On Monday night Hungarian time, OpenAI, the leading company in the field of artificial intelligence, presented a very impressive new model, which is natively capable of conducting conversations in real time, completely without delay, and based not only on written text, but also on videos and images. And the sounds. The model, called GPT-4o, will arrive gradually over the coming weeks, and the company has announced that, unlike the current top model, it will be available to everyone for free.
A few days before Monday's event, speculation has already begun about what exactly OpenAI will announce. the According to Reuters Most of the world's press treated it as a fact that they would be competing with the still-established Google search engine with their AI-based solution, but the company's CEO, Sam Altman, said the next day He explained this on X (formerly Twitter)., that neither a search engine nor GPT-5 will be announced. But he added that
They've been working hard on something new that they think people will love and it still feels like magic to him, and from what we saw on Monday, that's not surprising at all.
At the event, they didn't waste much time, they even covered the most important things first, namely that ChatGPT will get a desktop version and a new UI, and that their new model, available to everyone for free and the shipment will be called GPT-4o. Regarding the former, Mira Moratti, the company's CTO, said that an important element of their mission is to make their AI models freely available and easy to use, despite the fact that the models themselves are becoming more complex.
Then they jumped first to GPT-4o, which is a GPT-4 level model, but compared to the current top model (this is the GPT-4 Turbo, which was introduced about half a year ago), it is much faster and was capable of it. Significant improvement in all input methods compared to its predecessor. The API that developers can use for this purpose is also being updated, and according to Moratti, it is twice as fast as the previous model and has five times the maximum speed, but it costs only half as much. The new model will include all the functionality that was previously available only to subscribers, but will still have five times the maximum.
Moratti said the models have gotten better and better in recent years, but now handling them has been greatly simplified, so they've taken a big step toward making the interaction between people and machines feel natural. The most significant change is that voice-based input, where three models have worked together so far (one that takes notes, another that interprets and answers them, and a third that reads them), works natively in GPT-4o. This means that
The model can communicate in real time, without delay, based on camera images, written text and live speech, and based on the presentation, it looks like it was taken straight from science fiction.
This seems like a bit of a stretch at first, but based on the demos, they've actually put together something that a year ago you would have easily said they must have pre-assembled. Armed with the new model, you should talk to ChatGPT in the same way as Google Assistant or Siri, but unlike them, you can then talk to it in real-time as if you were talking to someone else. Not only because you don't have to wait for him for seconds, but also because what he says and how he says it feels eerily natural.
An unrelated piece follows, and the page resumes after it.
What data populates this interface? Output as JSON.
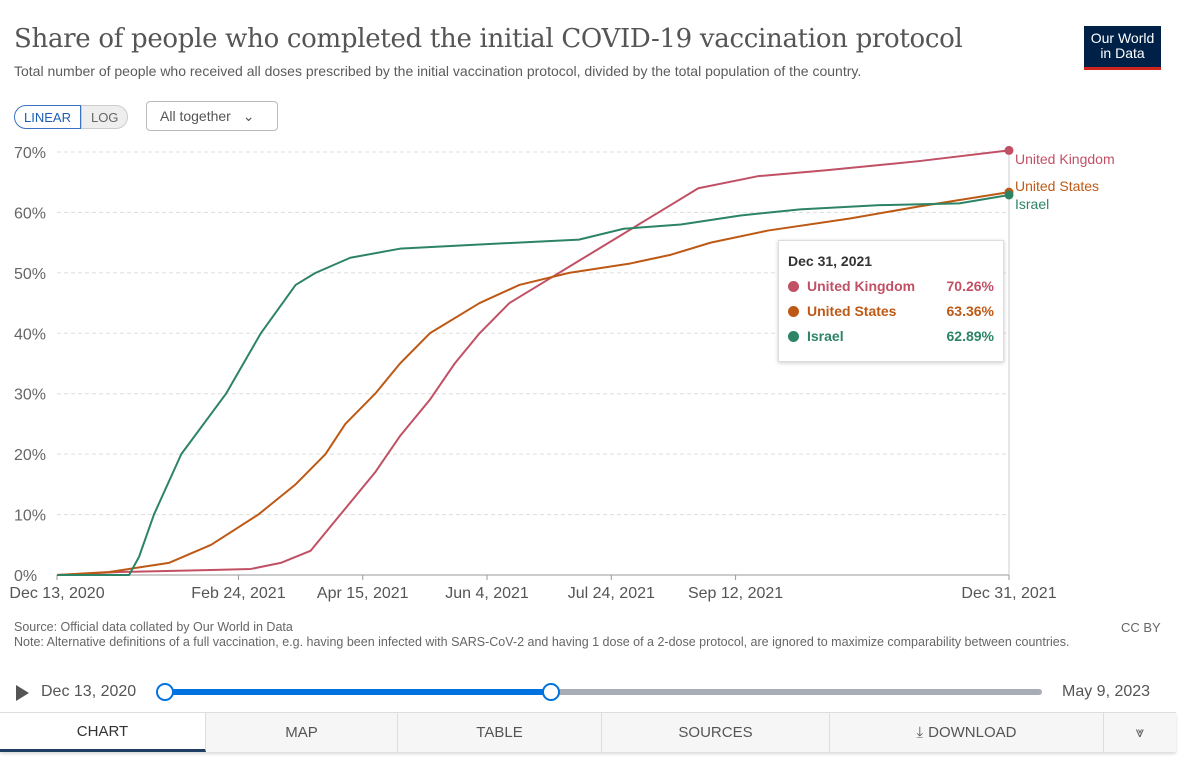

The new model recognizes and reacts to human tone of voice in real time, and you can't get too caught up in their use of words, it even recognizes that someone is panting nervously or breathing quietly and can respond to it. You can interrupt what he says as a real person, and he himself can imitate different emotional styles. This was presented by telling a story with him in an increasingly dramatic tone, and it became more and more dramatic. He had to finish by singing the ending, and before that he sighed exactly why he was drawn to this.
Such elements, which are not essential for conveying information, but are common in human communication, came up with the model all the time when they switched to video, and ChatGPT started talking even before they showed it what they wanted from it, he said. Things like, “Oops, I was a little too happy.” However, the model easily led an OpenAI expert to solve a first-order equation written on paper, and when Moratti interrupted him from the background, saying: “Okay, but what use is this in everyday life,” he even gave a little lecture on the topic.
Plus, of course, he was able to help with the programming: in about a second he understood what the code shown to him on the screen was doing and summarized it, and then did the same with the graph after which the code was shown running. Additionally, it turns out he can translate in real time, and was even able to tell from an expert's face that he was having a good time (and before that, he joked a line because he was accidentally shown the table first). Everything was as it was
We'll be just one step closer to the holographic virtual intelligence of Mass Effect – or the AI system of the movie Her (in Hungarian, woman), and it's no coincidence Altman wrote this too After the demo – and if GPT-4o really works that way, it might as well.
You can watch the full broadcast below, On the OpenAI channel And you can find interesting things beyond the demos shown here, a It's a joke the Preparing for the interview And Meet the dog more To GPT-4o they talk to each other and sing together.